Initially, the team synthesized aligned ZnO nanowires on a piece of paper that predominantly contains cellulose and
calcium carbonate (conventionally paper is synthesized from cotton/pulp and its major components are cellulose, calcium carbonate, silicates, and binders).
"The intrinsically rough nature of paper's surface, its insulating properties, damage, and instability during the synthesis process are sizeable inconveniences in realizing potential nanoelectronic devices on paper substrates" explains Lih-Juann Chen, who led the research. "In order to overcome these difficulties we have shown that the paper surface can be modified to different platforms such as conducting and semiconducting surfaces and can be protected from the external environment by being coated with a protective polymer layer."
These surface modifications not only provide a conducting platform but also reduce surface roughness and damage occurring during synthesis, and they greatly enhance the alignment and uniformity of ZnO nanowires on the paper substrate.
In order to demonstrate the potential for organic/inorganic hybrid junction devices on paper substrates, the team fabricated p-n junction diodes with an average active junction of 1 cm × 1 cm using zinc oxide nanowires with 90 nm diameter and 1.5 µm length, grown on a 50 nm gold-coated paper substrate.
The researchers point out that stable electrical performance of hybrid devices at different bending or twisting positions is a critical challenge for flexible substrates.
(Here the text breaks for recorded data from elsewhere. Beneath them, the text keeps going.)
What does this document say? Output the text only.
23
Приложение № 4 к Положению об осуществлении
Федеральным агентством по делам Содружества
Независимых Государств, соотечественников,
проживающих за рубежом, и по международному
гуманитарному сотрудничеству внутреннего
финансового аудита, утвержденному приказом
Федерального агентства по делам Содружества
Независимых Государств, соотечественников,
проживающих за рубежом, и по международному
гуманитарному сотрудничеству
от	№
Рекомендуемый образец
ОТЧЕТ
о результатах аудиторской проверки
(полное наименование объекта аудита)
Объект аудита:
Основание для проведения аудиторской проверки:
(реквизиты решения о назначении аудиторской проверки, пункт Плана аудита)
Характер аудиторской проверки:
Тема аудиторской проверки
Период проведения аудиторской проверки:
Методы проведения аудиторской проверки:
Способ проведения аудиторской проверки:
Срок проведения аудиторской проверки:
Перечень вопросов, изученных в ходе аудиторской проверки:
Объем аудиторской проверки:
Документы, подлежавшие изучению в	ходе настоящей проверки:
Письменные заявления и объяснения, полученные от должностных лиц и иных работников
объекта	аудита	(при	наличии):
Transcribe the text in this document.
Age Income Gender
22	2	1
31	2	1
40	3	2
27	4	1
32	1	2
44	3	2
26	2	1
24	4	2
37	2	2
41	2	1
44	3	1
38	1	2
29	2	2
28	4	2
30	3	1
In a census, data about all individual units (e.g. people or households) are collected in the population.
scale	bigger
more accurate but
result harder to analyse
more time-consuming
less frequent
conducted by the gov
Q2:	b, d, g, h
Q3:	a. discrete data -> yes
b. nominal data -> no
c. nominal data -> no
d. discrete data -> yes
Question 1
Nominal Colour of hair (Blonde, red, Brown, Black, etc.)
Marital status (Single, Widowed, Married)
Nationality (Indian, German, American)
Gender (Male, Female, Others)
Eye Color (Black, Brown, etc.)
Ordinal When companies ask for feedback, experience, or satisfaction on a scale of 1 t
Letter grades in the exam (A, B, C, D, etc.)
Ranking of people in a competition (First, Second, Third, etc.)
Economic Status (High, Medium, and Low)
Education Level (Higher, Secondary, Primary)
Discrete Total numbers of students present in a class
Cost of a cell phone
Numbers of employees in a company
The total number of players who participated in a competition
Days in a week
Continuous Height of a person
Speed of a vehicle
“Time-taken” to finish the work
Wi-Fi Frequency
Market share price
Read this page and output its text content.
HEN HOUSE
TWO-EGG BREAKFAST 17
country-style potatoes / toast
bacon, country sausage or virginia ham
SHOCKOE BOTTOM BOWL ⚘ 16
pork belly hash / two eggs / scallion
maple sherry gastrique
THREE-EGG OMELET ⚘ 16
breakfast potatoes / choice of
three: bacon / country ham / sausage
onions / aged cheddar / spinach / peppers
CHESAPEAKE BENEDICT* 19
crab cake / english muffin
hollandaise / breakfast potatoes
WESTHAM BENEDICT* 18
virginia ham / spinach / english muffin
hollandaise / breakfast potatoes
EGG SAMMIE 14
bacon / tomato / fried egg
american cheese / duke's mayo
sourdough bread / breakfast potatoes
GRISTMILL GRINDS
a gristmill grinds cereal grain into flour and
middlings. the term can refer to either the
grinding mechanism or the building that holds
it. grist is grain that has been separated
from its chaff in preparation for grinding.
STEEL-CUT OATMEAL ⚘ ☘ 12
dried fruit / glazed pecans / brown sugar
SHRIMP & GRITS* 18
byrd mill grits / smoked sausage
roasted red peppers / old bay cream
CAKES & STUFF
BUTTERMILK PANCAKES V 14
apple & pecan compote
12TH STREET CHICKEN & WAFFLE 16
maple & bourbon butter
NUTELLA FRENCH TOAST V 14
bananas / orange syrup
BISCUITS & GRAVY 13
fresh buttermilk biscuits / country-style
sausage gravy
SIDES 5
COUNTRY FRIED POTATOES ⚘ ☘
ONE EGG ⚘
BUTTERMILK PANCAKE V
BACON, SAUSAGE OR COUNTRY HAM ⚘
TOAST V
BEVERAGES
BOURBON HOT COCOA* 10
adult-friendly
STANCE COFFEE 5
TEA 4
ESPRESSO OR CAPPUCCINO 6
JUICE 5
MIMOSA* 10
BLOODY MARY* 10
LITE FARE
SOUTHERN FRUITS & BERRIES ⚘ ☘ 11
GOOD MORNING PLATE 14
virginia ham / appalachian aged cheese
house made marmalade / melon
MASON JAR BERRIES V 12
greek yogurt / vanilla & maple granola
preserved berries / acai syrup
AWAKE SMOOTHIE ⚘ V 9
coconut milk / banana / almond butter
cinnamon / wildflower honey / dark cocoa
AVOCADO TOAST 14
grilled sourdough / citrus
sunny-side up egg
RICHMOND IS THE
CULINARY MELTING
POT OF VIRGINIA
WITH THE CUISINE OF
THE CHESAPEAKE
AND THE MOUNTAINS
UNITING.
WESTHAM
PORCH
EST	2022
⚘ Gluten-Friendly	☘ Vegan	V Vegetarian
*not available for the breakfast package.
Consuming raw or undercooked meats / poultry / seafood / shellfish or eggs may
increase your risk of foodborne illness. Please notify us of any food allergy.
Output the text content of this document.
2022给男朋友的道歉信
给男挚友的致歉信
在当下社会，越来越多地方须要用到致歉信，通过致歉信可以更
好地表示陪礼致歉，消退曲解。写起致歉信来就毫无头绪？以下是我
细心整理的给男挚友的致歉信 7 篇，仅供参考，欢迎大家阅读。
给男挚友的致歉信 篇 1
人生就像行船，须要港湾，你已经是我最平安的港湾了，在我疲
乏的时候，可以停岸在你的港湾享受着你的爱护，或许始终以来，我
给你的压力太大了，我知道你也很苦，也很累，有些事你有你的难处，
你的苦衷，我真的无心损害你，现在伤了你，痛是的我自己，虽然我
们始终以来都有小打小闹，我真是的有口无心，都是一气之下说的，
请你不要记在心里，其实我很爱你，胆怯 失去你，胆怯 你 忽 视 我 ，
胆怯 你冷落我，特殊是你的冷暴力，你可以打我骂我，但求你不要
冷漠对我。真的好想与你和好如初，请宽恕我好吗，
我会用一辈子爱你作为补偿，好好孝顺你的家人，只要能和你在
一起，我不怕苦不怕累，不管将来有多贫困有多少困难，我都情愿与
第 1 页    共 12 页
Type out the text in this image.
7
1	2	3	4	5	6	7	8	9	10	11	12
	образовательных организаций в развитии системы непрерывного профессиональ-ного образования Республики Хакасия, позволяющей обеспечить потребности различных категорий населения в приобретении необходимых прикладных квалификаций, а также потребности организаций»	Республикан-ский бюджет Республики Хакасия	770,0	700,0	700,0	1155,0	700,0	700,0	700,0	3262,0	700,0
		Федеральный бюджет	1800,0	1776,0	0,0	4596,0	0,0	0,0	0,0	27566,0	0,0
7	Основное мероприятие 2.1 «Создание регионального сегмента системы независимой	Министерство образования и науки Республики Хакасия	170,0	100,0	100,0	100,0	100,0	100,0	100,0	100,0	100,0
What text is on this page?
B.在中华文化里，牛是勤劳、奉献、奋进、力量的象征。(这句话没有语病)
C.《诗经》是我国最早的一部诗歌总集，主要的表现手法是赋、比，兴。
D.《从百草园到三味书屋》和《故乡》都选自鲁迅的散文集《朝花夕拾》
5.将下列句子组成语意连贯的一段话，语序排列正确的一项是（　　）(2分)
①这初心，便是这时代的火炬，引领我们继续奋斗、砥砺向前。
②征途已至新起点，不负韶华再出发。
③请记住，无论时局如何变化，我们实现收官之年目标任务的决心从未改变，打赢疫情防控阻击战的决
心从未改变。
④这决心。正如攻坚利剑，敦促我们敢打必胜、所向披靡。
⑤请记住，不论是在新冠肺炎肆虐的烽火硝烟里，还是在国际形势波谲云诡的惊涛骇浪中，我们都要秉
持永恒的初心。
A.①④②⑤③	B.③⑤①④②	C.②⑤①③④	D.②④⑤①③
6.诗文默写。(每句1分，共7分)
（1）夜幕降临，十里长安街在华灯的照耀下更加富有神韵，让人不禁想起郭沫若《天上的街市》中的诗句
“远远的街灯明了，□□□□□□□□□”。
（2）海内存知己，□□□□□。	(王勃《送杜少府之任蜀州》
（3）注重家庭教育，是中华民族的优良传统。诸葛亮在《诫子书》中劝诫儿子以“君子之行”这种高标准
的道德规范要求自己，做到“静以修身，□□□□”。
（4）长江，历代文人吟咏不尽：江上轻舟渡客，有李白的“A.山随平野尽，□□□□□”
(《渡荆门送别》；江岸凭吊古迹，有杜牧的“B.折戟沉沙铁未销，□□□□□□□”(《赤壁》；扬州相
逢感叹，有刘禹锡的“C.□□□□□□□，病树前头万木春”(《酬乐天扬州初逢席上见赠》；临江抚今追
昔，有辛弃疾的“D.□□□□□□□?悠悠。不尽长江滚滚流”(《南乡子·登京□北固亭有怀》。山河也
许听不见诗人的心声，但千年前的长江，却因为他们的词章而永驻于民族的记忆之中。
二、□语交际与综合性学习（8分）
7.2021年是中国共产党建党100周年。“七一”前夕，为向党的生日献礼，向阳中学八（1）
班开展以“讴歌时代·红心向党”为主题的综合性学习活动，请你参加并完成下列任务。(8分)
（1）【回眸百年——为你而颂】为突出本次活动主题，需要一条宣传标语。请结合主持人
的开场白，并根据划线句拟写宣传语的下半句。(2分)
For this reason, they measured the electrical/mechanical
fatigue properties of the diode at different bending positions across the junction area.
They found that there is only negligible difference in the turn-on voltage of the devices while the forward current at high voltage is slightly decreased with increase of bending angle. Repetitive bending of the diode affected the performance only marginally.
"We anticipate versatile applications for these zinc oxide nanostructures on paper in flexible, portable electronic gadgets and display devices as well as in biomedical applications – these are under investigation" says Chen. "We foresee a productive future for the direct growth of one-dimensional nanostructures on paper substrates, paving the way to low-cost, high-performance devices beyond the range of conventional technology. Innovative concepts and strategies are required to engineer materials and devices on such an exceptionally flexible platform."